The city of Austin and Capital Metro are once again planning a light-rail line, “Project Connect,” which will cost more than $1 billion to connect East Riverside Drive and Grove Street with downtown and then north to Highland Mall. Advocates say light rail can carry more people than buses, but they are wrong: Buses can carry far more people, faster, more safely, and for far less money than building a new rail line.

Project Connect revealed its bias in favor of rail in its calculation of bus capacities, which assumed an exclusive bus lane could handle just one bus every three minutes. Why so few? Observations by Portland State University have found that a single bus stop can serve more than 40 buses per hour, and cities can stagger bus stops, with four stops every two blocks, allowing one bus every 22 seconds.

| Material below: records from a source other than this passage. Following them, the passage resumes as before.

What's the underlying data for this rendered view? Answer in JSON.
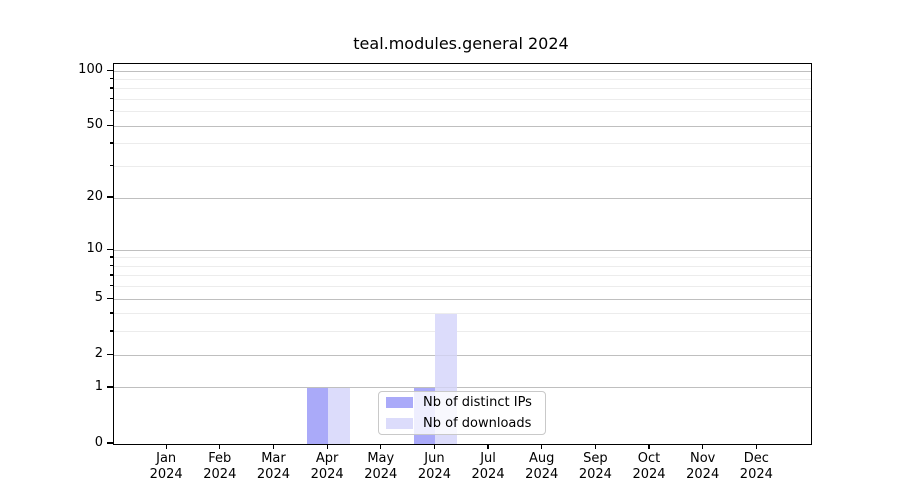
{
  "figure": {
    "title": "teal.modules.general 2024"
  },
  "chart_data": {
    "type": "bar",
    "title": "teal.modules.general 2024",
    "xlabel": "",
    "ylabel": "",
    "categories": [
      "Jan",
      "Feb",
      "Mar",
      "Apr",
      "May",
      "Jun",
      "Jul",
      "Aug",
      "Sep",
      "Oct",
      "Nov",
      "Dec"
    ],
    "x_year_suffix": "2024",
    "series": [
      {
        "name": "Nb of distinct IPs",
        "color": "#aaaaf9",
        "values": [
          0,
          0,
          0,
          1,
          0,
          1,
          0,
          0,
          0,
          0,
          0,
          0
        ]
      },
      {
        "name": "Nb of downloads",
        "color": "#dcdcfb",
        "values": [
          0,
          0,
          0,
          1,
          0,
          4,
          0,
          0,
          0,
          0,
          0,
          0
        ]
      }
    ],
    "y_axis": {
      "scale": "log1p",
      "ylim": [
        0,
        110
      ],
      "major_ticks": [
        0,
        1,
        2,
        5,
        10,
        20,
        50,
        100
      ],
      "minor_ticks": [
        3,
        4,
        6,
        7,
        8,
        9,
        30,
        40,
        60,
        70,
        80,
        90
      ]
    },
    "grid": {
      "major_color": "#c9c9c9",
      "minor_color": "#ececec",
      "overlay_color": "rgba(110,110,110,0.10)"
    },
    "legend": {
      "labels": [
        "Nb of distinct IPs",
        "Nb of downloads"
      ],
      "position": "lower center"
    }
  }
}
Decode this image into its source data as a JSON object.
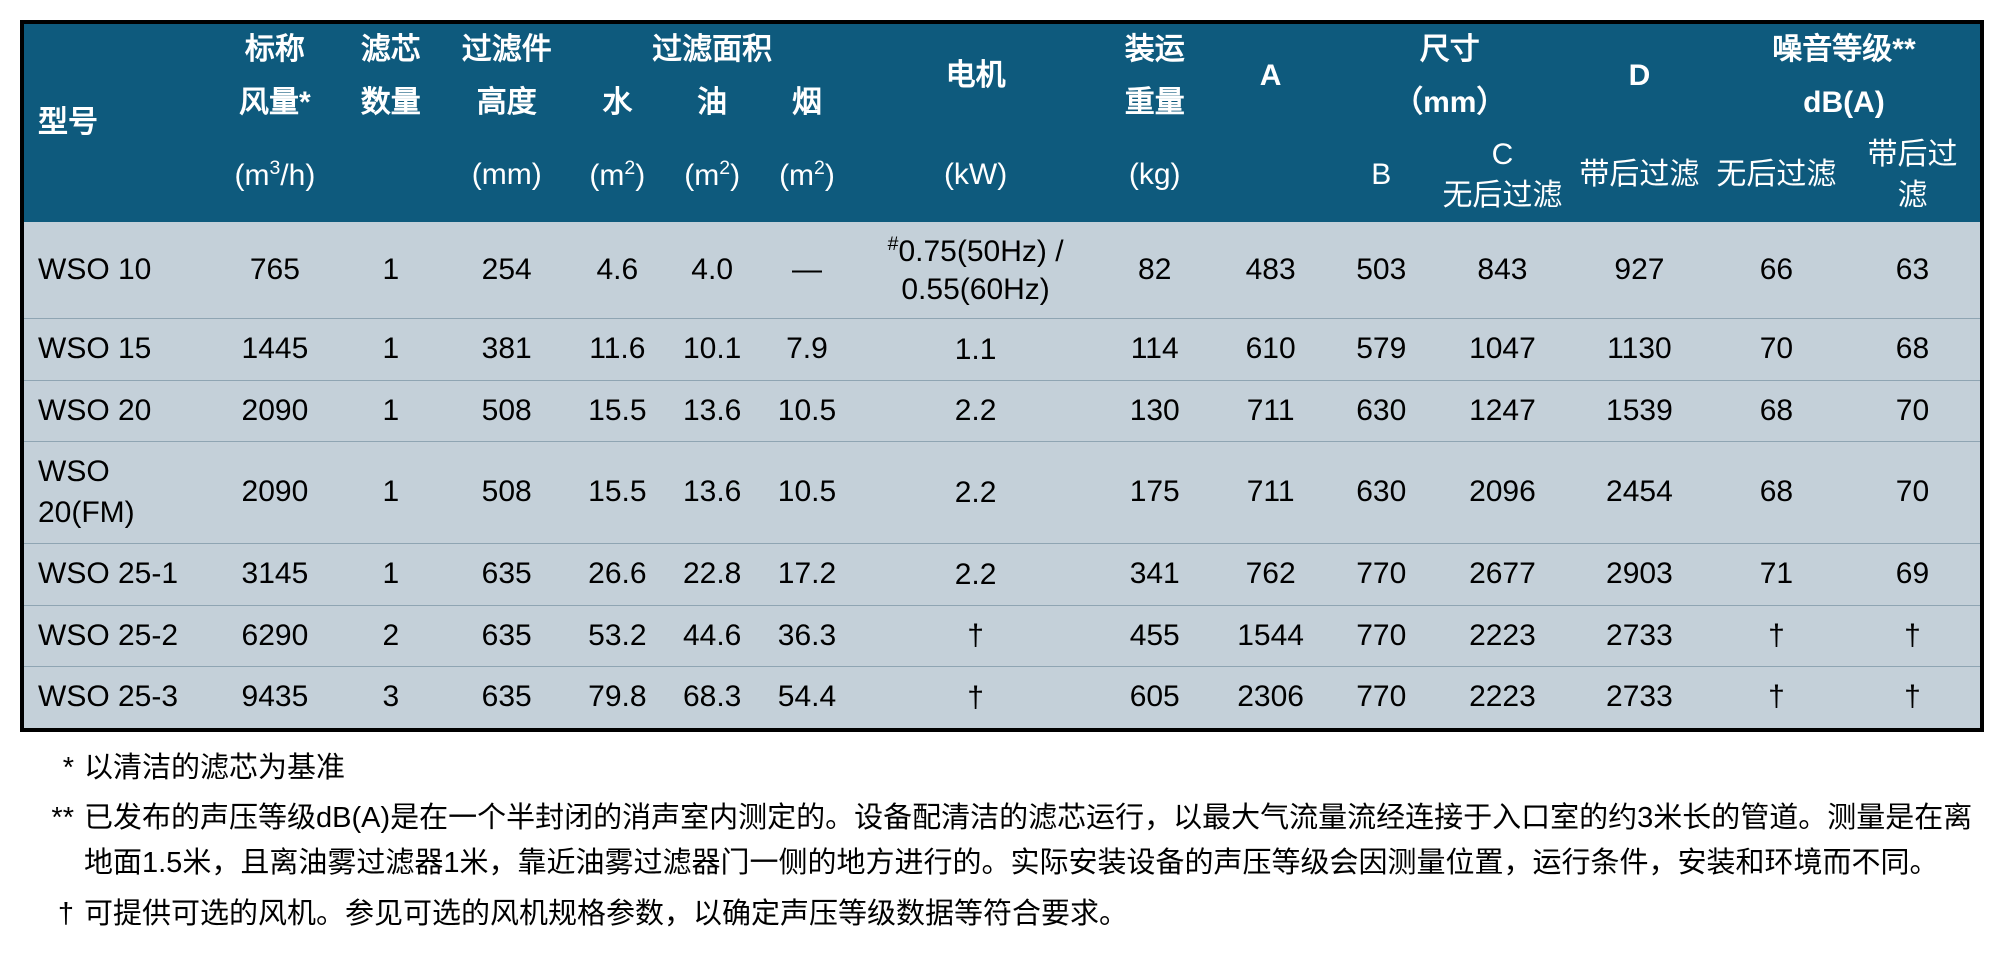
{
  "colors": {
    "header_bg": "#0e5a7d",
    "header_fg": "#ffffff",
    "body_bg": "#c4d0d9",
    "row_border": "#8fa5b3",
    "table_border": "#000000",
    "text": "#000000"
  },
  "headers": {
    "model": "型号",
    "airflow_l1": "标称",
    "airflow_l2": "风量*",
    "airflow_unit": "(m³/h)",
    "cart_l1": "滤芯",
    "cart_l2": "数量",
    "height_l1": "过滤件",
    "height_l2": "高度",
    "height_unit": "(mm)",
    "filter_area": "过滤面积",
    "water": "水",
    "oil": "油",
    "smoke": "烟",
    "area_unit_water": "(m²)",
    "area_unit_oil": "(m²)",
    "area_unit_smoke": "(m²)",
    "motor": "电机",
    "motor_unit": "(kW)",
    "ship_l1": "装运",
    "ship_l2": "重量",
    "ship_unit": "(kg)",
    "dim_l1": "尺寸",
    "dim_l2": "（mm）",
    "A": "A",
    "B": "B",
    "C": "C",
    "C_sub": "无后过滤",
    "D": "D",
    "D_sub": "带后过滤",
    "noise": "噪音等级**",
    "noise_unit": "dB(A)",
    "noise_no": "无后过滤",
    "noise_with": "带后过滤"
  },
  "rows": [
    {
      "model": "WSO 10",
      "airflow": "765",
      "cart": "1",
      "height": "254",
      "water": "4.6",
      "oil": "4.0",
      "smoke": "—",
      "motor_l1": "#0.75(50Hz) /",
      "motor_l2": "0.55(60Hz)",
      "weight": "82",
      "A": "483",
      "B": "503",
      "C": "843",
      "D": "927",
      "n1": "66",
      "n2": "63"
    },
    {
      "model": "WSO 15",
      "airflow": "1445",
      "cart": "1",
      "height": "381",
      "water": "11.6",
      "oil": "10.1",
      "smoke": "7.9",
      "motor_l1": "1.1",
      "motor_l2": "",
      "weight": "114",
      "A": "610",
      "B": "579",
      "C": "1047",
      "D": "1130",
      "n1": "70",
      "n2": "68"
    },
    {
      "model": "WSO 20",
      "airflow": "2090",
      "cart": "1",
      "height": "508",
      "water": "15.5",
      "oil": "13.6",
      "smoke": "10.5",
      "motor_l1": "2.2",
      "motor_l2": "",
      "weight": "130",
      "A": "711",
      "B": "630",
      "C": "1247",
      "D": "1539",
      "n1": "68",
      "n2": "70"
    },
    {
      "model": "WSO 20(FM)",
      "airflow": "2090",
      "cart": "1",
      "height": "508",
      "water": "15.5",
      "oil": "13.6",
      "smoke": "10.5",
      "motor_l1": "2.2",
      "motor_l2": "",
      "weight": "175",
      "A": "711",
      "B": "630",
      "C": "2096",
      "D": "2454",
      "n1": "68",
      "n2": "70"
    },
    {
      "model": "WSO 25-1",
      "airflow": "3145",
      "cart": "1",
      "height": "635",
      "water": "26.6",
      "oil": "22.8",
      "smoke": "17.2",
      "motor_l1": "2.2",
      "motor_l2": "",
      "weight": "341",
      "A": "762",
      "B": "770",
      "C": "2677",
      "D": "2903",
      "n1": "71",
      "n2": "69"
    },
    {
      "model": "WSO 25-2",
      "airflow": "6290",
      "cart": "2",
      "height": "635",
      "water": "53.2",
      "oil": "44.6",
      "smoke": "36.3",
      "motor_l1": "†",
      "motor_l2": "",
      "weight": "455",
      "A": "1544",
      "B": "770",
      "C": "2223",
      "D": "2733",
      "n1": "†",
      "n2": "†"
    },
    {
      "model": "WSO 25-3",
      "airflow": "9435",
      "cart": "3",
      "height": "635",
      "water": "79.8",
      "oil": "68.3",
      "smoke": "54.4",
      "motor_l1": "†",
      "motor_l2": "",
      "weight": "605",
      "A": "2306",
      "B": "770",
      "C": "2223",
      "D": "2733",
      "n1": "†",
      "n2": "†"
    }
  ],
  "footnotes": {
    "f1_mark": "*",
    "f1_text": "以清洁的滤芯为基准",
    "f2_mark": "**",
    "f2_text": "已发布的声压等级dB(A)是在一个半封闭的消声室内测定的。设备配清洁的滤芯运行，以最大气流量流经连接于入口室的约3米长的管道。测量是在离地面1.5米，且离油雾过滤器1米，靠近油雾过滤器门一侧的地方进行的。实际安装设备的声压等级会因测量位置，运行条件，安装和环境而不同。",
    "f3_mark": "†",
    "f3_text": "可提供可选的风机。参见可选的风机规格参数，以确定声压等级数据等符合要求。"
  }
}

If that isn’t enough, bus capacities can be increased further with double-decker buses now being used in Las Vegas, Seattle and other cities. These buses have more seats than a light-rail car and can move 18,000 people per hour, far more than any light-rail line.

Capacity isn’t really the issue, however, as Project Connect planners estimate that only about 16,000 to 20,000 people per day would ride the light rail, with no more than 2,500 per hour during rush hour. The real issue is cost. Why should taxpayers spend more than $1 billion to move fewer than a third of a percent of the region’s more than 6 million person-trips per day?

Buses can share city streets with other vehicles, keeping infrastructure costs low, and can go to many different destinations so fewer people need to transfer from one vehicle to another.

By comparison, light rail is expensive to build, expensive to expand and expensive to maintain, while the rail cars only go where tracks go.

Project Connect estimates light rail will cost close to $150 million per mile. In contrast, the MoPac Express Lanes now under construction, which will give Capital Metro buses an uncongested alternative 24 hours a day, are costing less than $20 million per mile, part of which will be covered by tolls paid by drivers of low-occupancy vehicles. The MoPac lanes are expected to move 50,000 vehicles per day.

Many people imagine light rail is rapid transit. In fact, planners estimate the trains will average only about 22 miles per hour, and this is probably high.

Other light-rail lines that stop every half mile, as Project Connect plans, average less than 18 miles per hour. Buses on express lanes can go 60 miles per hour.

The willingness of many people to support expensive light-rail lines when buses can carry more people for less money shows they really don’t care about transportation. For the city of Austin and Capital Metro, a major reason to push light rail is to get “free” federal dollars.

A federal grant program called New Starts promises to cover at least half the cost of new rail lines, and cities that choose the most expensive technologies get the most dollars. Of course, local taxpayers have to cover the other half of the construction cost, plus most maintenance costs, which are many times higher than for buses.

Light rail is a waste of money and a poor choice for any transit corridor. Project Connect should use available funds to improve transportation for everyone, not the relative handful of people who will ride light rail.